Die darin propagierte Taktik lautete: Auch abseits der üblichen Kanäle auf den Kunden zugehen  und dabei Werbung und künstlerische Aktionen miteinander verbinden. Während der letzten drei Jahrzehnte haben sich auf Grundlage dieser Idee zahlreiche neue Werbeformen entwickelt. Häufig wird in der Fachliteratur zusammenfassend von Sensation- , Ambush- und Ambient Marketing gesprochen.

Die drei Ausprägungen des Guerilla-Marketing
Sensation Marketing meint dabei das Kreieren von Ereignissen, innerhalb derer die eigene Marke unauffällig positioniert wird. Die lebendigen Handys, die im Hörsaal eine Art Werbespot-Performance darbieten, sind nur ein Beispiel. Besonders innovativ im Bereich des Sensation-Marketing ist die Firma Red Bull. Zu ihren zahlreichen eigens initiierten Riesen-Events wie den „Red Bull Flugtagen”, oder den „Red Bull X-Fighters” pilgern regelmäßig tausende Zuschauer und die Medien können der Versuchung, von der neuesten abgefahrenen Trendsportart zu berichten nur selten widerstehen und rühren ganz umsonst die Werbetrommel. Einen offensichtlichen Nachteil hat das Sensation-Marketing jedoch: Die Inszenierung eines Events ist  immer zeit- und kostenintensiv. Warum also Events teuer veranstalten, wenn es doch schon so viele gibt?

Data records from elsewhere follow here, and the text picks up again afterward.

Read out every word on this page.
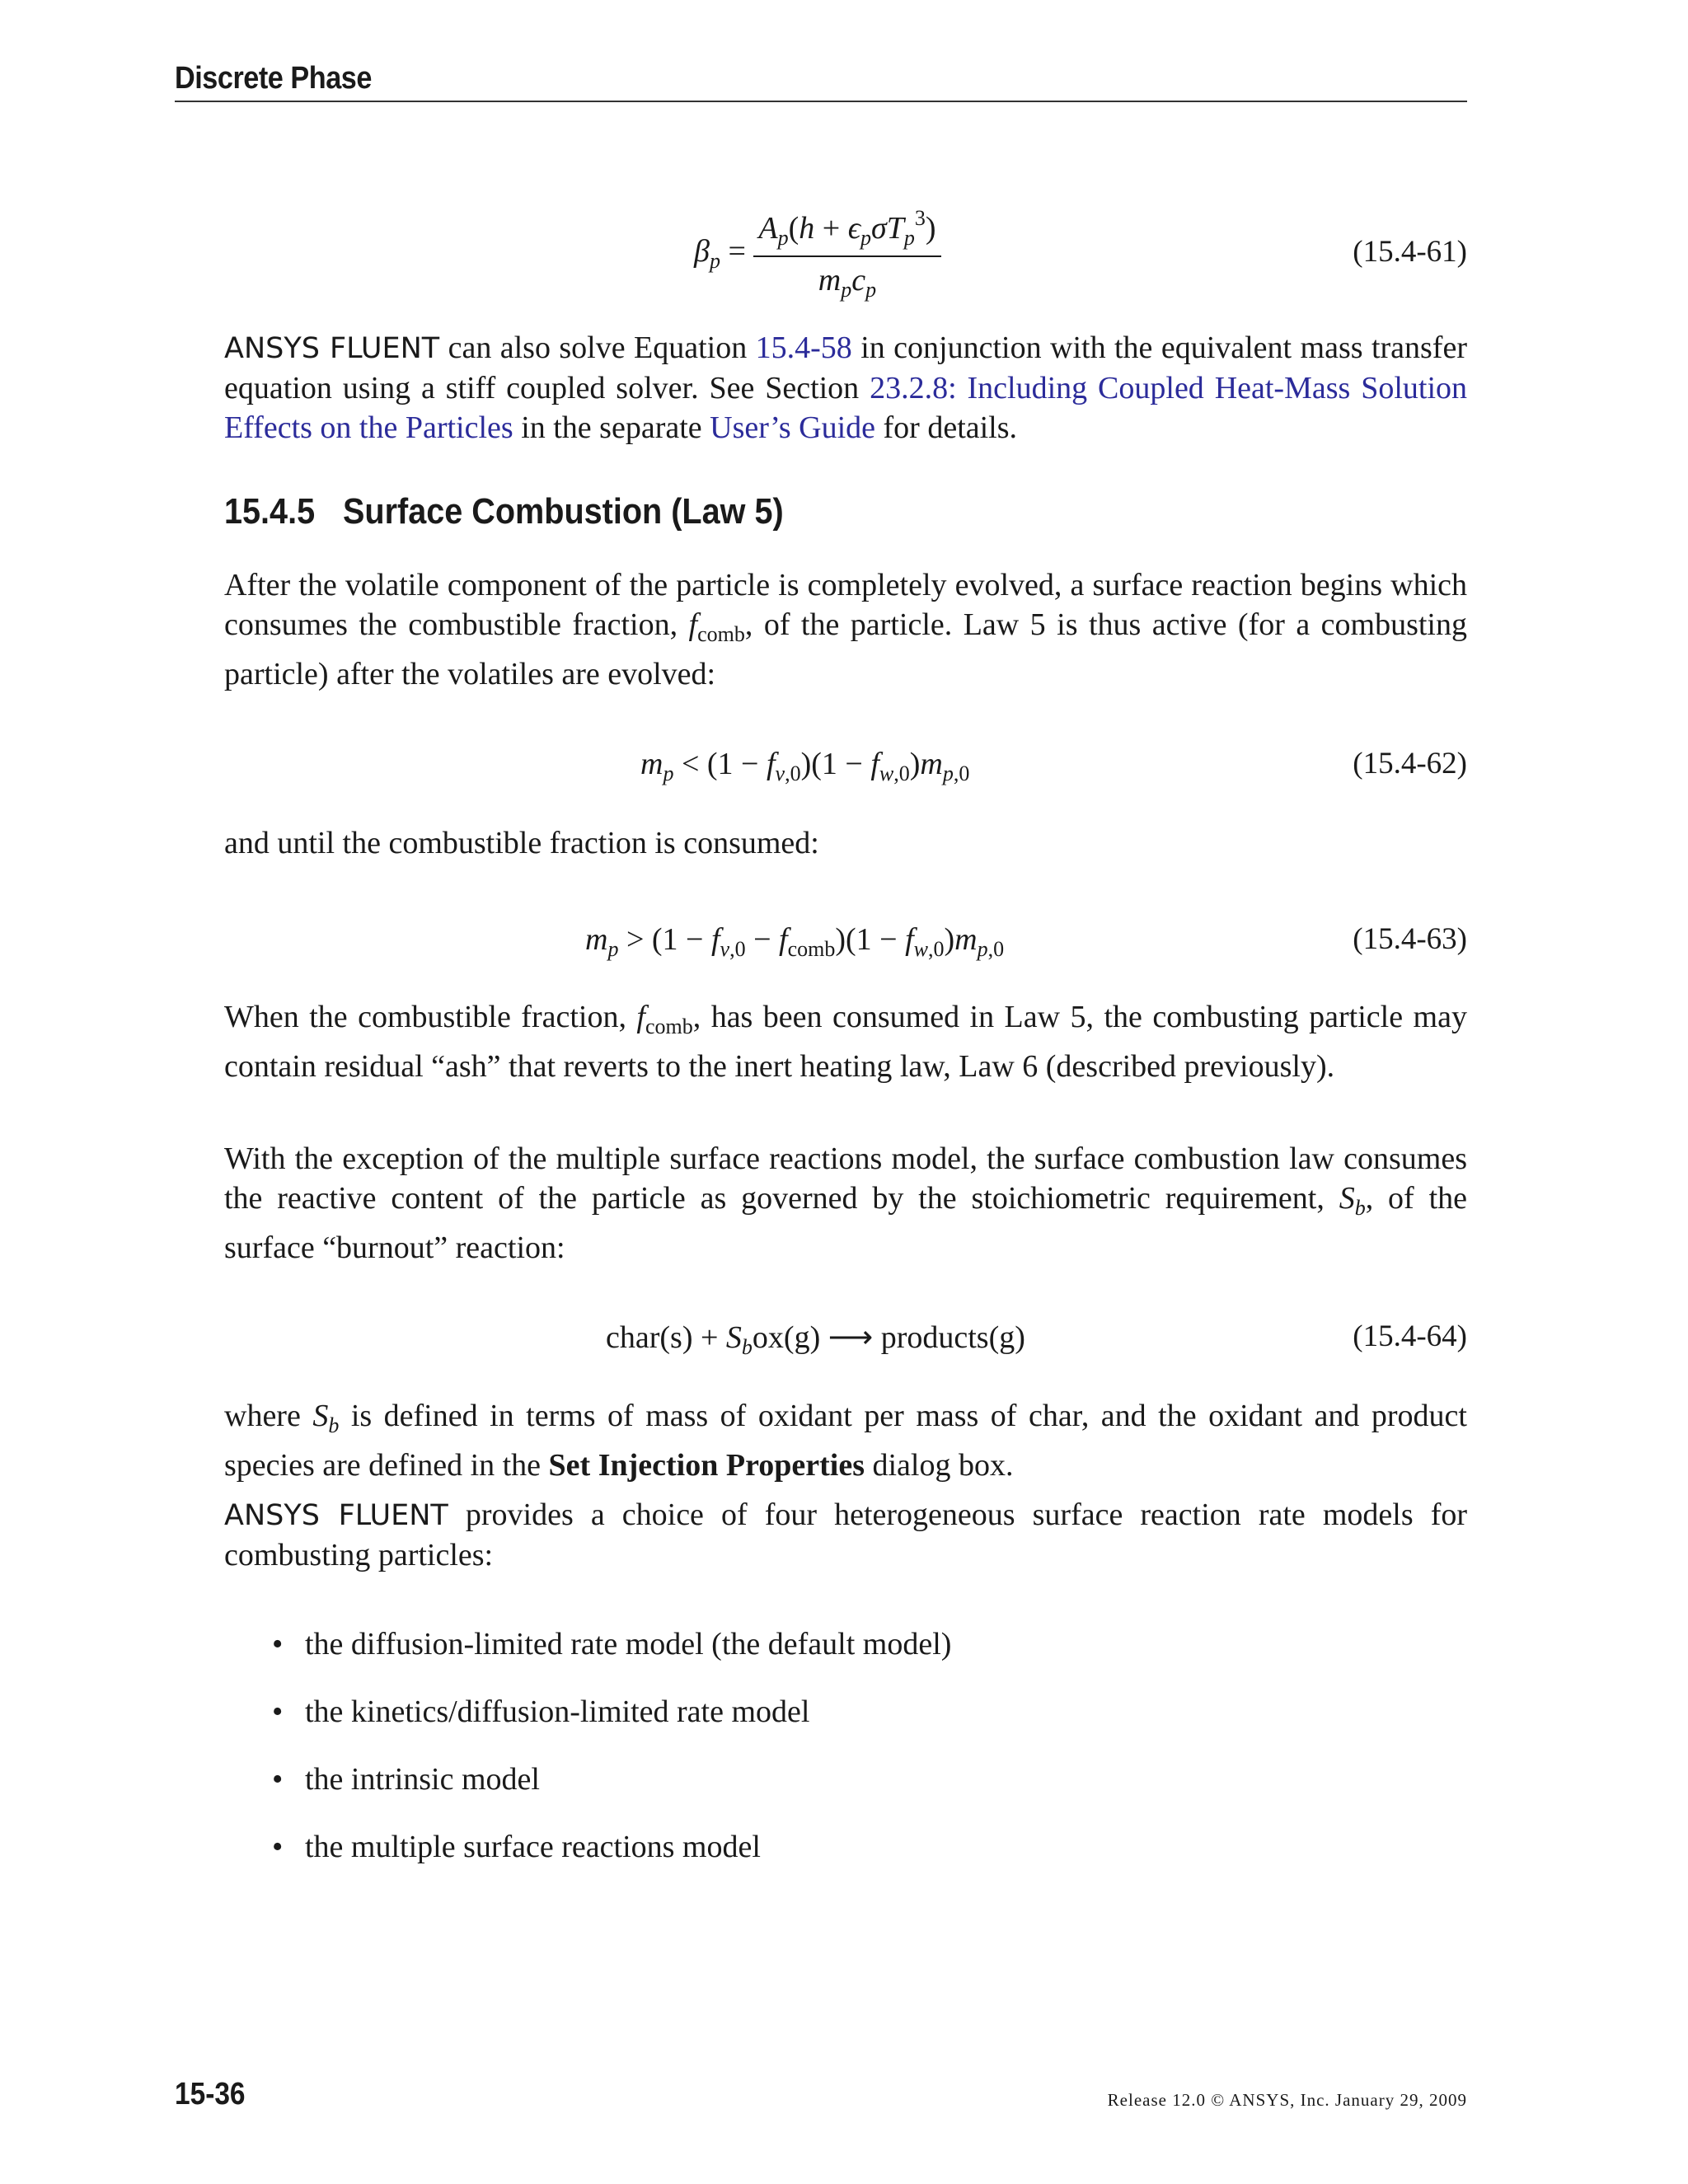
Discrete Phase
$\beta_p = \frac{A_p(h + \epsilon_p\sigma T_p^3)}{m_pc_p}$	(15.4-61)
ANSYS FLUENT can also solve Equation 15.4-58 in conjunction with the equivalent mass transfer equation using a stiff coupled solver. See Section 23.2.8: Including Coupled Heat-Mass Solution Effects on the Particles in the separate User’s Guide for details.
15.4.5 Surface Combustion (Law 5)
After the volatile component of the particle is completely evolved, a surface reaction begins which consumes the combustible fraction, $f_{comb}$, of the particle. Law 5 is thus active (for a combusting particle) after the volatiles are evolved:
$m_p < (1 - f_{v,0})(1 - f_{w,0})m_{p,0}$	(15.4-62)
and until the combustible fraction is consumed:
$m_p > (1 - f_{v,0} - f_{comb})(1 - f_{w,0})m_{p,0}$	(15.4-63)
When the combustible fraction, $f_{comb}$, has been consumed in Law 5, the combusting particle may contain residual “ash” that reverts to the inert heating law, Law 6 (described previously).
With the exception of the multiple surface reactions model, the surface combustion law consumes the reactive content of the particle as governed by the stoichiometric requirement, $S_b$, of the surface “burnout” reaction:
char(s) + $S_box(g)$ ⟶ products(g)	(15.4-64)
where $S_b$ is defined in terms of mass of oxidant per mass of char, and the oxidant and product species are defined in the Set Injection Properties dialog box.
ANSYS FLUENT provides a choice of four heterogeneous surface reaction rate models for combusting particles:
• the diffusion-limited rate model (the default model)
• the kinetics/diffusion-limited rate model
• the intrinsic model
• the multiple surface reactions model
15-36	Release 12.0 © ANSYS, Inc. January 29, 2009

Das dachte sich unter anderem auch die Modefirma Lee und verteilte 2006 bei acht großen Musik-Festivals insgesamt 50.000 Pappgitarren. Die Zuschauer griffen begeistert zu und waren daher später in sämtlichen Medien mit ihren werbeverzierten Errungenschaften zu bewundern. Ambush-Marketing nennt sich das Aufspringen auf Events Dritter und erfreut sich großer Beliebtheit: Kodak, Menthos, Nike, Puma und viele andere sind in dem Feld aktiv.

Was die quantitative Verbreitung anbelangt, so können jedoch weder Sensation- noch Ambush-Marketing mit dem sogenannten Ambient Marketing mithalten. Mit Ambient-Marketing sind Werbebotschaften gemeint, die auf kreative Weise direkt im alltäglichen Lebensumfeld der  Menschen platziert werden. Ob in Toiletten, Bussen, Bahnen, Schwimmbecken oder gar auf Gullideckeln spielt keine Rolle; hauptsache man ist erfinderisch.

Zielgruppenorientierte „Anti”-Werbung
Kreativität und Spaß stehen also bei allen Formen des Guerilla-Marketing scheinbar im Zentrum. Kein Wunder, die Zielgruppe bilden schließlich junge Menschen und damit etwas „Uncooles” wie Werbung dort ankommt, darf, wo Werbung drin ist auf gar keinen Fall auch Werbung drauf stehen. Folglich sind die Aktionen so konzipiert, dass sie von den potentiellen Kunden erst einmal unabhängig von der beworbenen Marke als unterhaltsam empfunden werden. Gelingt dies, so wird die Botschaft danach vollkommen  freiwillig und kostenlos über sämtliche privaten und öffentlichen Kanäle weiterverbreitet.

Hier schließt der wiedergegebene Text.